Origin of avocado fruit
The avocado tree is native to South America. Today, it is grown in subtropical regions all over the world, including the Mediterranean, parts of Africa, Australia and Israel. Its fruit look a little like pears. They have a faintly nutty flavour and can reach weights of up to 1.5 kg. Avocado oil is extracted from the pulp of the avocado. Its colour is a yellowish green. Between 60 and 80 avocados are needed to produce one litre of avocado oil. Avocados have the highest fat content of all fruit and vegetables. Fat!? Yes! But don’t worry: it is healthy fat, consisting of more than 70% mono-unsaturated fatty acids. These can have a positive impact on your lipometabolism and prevent cardiovascular disease. Avocado oil also contains large amounts of vitamin A, C and E.
Culinary uses of avocado oil
Avocado oil tastes great in salads and adds a real splash of colour, too. It is also great as an ingredient in dips, dressings, marinades and mayonnaise. At low temperatures, it can be used to steam or fry vegetables. If you find the flavour of avocado oil overwhelming, you can combine it with similar oils, such as olive oil.

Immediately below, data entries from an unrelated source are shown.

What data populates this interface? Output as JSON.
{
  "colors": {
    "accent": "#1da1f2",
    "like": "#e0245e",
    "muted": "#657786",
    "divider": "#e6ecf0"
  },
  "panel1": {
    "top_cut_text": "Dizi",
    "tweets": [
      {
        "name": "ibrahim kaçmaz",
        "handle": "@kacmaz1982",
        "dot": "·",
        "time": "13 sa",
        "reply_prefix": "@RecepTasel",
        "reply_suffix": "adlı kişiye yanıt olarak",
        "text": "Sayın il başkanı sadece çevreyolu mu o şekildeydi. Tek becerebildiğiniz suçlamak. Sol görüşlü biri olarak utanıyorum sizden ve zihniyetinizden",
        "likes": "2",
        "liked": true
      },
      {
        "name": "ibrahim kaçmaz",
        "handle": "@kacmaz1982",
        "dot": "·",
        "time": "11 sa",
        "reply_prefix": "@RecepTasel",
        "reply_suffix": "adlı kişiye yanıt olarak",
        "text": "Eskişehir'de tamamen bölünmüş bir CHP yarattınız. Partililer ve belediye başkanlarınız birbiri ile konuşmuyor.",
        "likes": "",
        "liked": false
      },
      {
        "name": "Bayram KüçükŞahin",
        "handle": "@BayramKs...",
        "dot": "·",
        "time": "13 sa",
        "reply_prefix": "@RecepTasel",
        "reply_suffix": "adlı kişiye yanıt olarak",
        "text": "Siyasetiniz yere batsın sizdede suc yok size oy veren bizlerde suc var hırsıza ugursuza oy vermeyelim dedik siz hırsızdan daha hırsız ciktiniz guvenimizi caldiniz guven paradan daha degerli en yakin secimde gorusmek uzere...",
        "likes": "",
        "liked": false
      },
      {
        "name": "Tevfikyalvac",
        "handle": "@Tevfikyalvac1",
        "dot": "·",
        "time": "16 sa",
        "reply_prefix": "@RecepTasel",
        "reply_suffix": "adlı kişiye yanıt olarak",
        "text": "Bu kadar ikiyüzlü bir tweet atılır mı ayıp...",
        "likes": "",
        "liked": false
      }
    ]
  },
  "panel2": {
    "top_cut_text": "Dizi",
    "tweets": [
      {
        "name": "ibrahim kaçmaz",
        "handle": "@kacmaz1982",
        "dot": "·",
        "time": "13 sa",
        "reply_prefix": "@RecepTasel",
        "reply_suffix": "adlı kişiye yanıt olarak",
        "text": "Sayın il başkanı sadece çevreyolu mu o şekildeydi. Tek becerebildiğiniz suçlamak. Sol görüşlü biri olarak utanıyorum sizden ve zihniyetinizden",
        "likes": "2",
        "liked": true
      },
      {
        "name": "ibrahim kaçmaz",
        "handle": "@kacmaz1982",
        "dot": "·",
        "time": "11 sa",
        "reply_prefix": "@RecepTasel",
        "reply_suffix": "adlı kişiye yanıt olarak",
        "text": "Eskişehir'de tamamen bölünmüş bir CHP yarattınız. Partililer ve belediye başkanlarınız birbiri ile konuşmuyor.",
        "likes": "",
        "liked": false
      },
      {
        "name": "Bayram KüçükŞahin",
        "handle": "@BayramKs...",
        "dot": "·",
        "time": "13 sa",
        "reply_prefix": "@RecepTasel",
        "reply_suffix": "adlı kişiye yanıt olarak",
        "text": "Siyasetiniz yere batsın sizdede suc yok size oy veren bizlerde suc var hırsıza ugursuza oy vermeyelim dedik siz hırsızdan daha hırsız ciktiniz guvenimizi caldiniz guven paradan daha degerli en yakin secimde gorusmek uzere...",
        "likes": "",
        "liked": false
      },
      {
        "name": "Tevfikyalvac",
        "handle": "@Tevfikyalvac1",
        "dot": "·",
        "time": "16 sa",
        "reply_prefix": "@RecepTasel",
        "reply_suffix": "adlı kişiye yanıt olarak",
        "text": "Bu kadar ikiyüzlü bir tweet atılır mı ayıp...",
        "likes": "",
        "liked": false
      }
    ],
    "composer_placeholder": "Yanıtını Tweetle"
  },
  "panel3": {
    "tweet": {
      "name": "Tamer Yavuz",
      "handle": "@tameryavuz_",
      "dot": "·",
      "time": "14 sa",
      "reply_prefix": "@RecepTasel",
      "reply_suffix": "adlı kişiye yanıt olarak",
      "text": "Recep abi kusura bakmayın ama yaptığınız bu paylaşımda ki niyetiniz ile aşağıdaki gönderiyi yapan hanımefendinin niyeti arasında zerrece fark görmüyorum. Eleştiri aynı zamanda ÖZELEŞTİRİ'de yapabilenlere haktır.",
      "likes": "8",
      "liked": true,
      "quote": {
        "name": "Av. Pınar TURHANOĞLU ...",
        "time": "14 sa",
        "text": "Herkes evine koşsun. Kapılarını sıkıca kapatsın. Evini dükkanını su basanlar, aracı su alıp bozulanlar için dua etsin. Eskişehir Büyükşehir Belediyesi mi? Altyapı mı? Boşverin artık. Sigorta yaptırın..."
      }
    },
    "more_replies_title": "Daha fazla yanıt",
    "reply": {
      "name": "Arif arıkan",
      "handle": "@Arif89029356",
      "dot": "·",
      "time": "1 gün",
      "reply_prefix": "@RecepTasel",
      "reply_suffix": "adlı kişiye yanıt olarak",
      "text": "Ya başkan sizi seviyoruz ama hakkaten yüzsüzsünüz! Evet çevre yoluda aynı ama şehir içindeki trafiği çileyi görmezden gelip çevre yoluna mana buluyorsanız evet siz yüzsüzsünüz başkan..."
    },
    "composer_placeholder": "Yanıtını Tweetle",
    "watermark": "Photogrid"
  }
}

Avocado oil: a magic potion for your skin and hair
The oil of the avocado fruit has a nurturing, healing effect on skin and hair. It is easily absorbed, skin-friendly and leaves a wonderfully smooth feeling. You can use it to prevent or treat acne or spots. The oil is suitable for all skin types. Dry and chapped skin benefits the most, as avocado oil is rich in nurturing vitamins, phytosterols and biotin. It effectively prevents the skin from harmful environmental factors, enables it to store more moisture and helps you gain clearer, healthier skin. Thanks to its valuable fatty acids, avocado oil can also give you smooth, healthy hair. By working the same wonders as it does on skin, it effectively restores the vitality, lustre and elasticity of dry, damaged hair.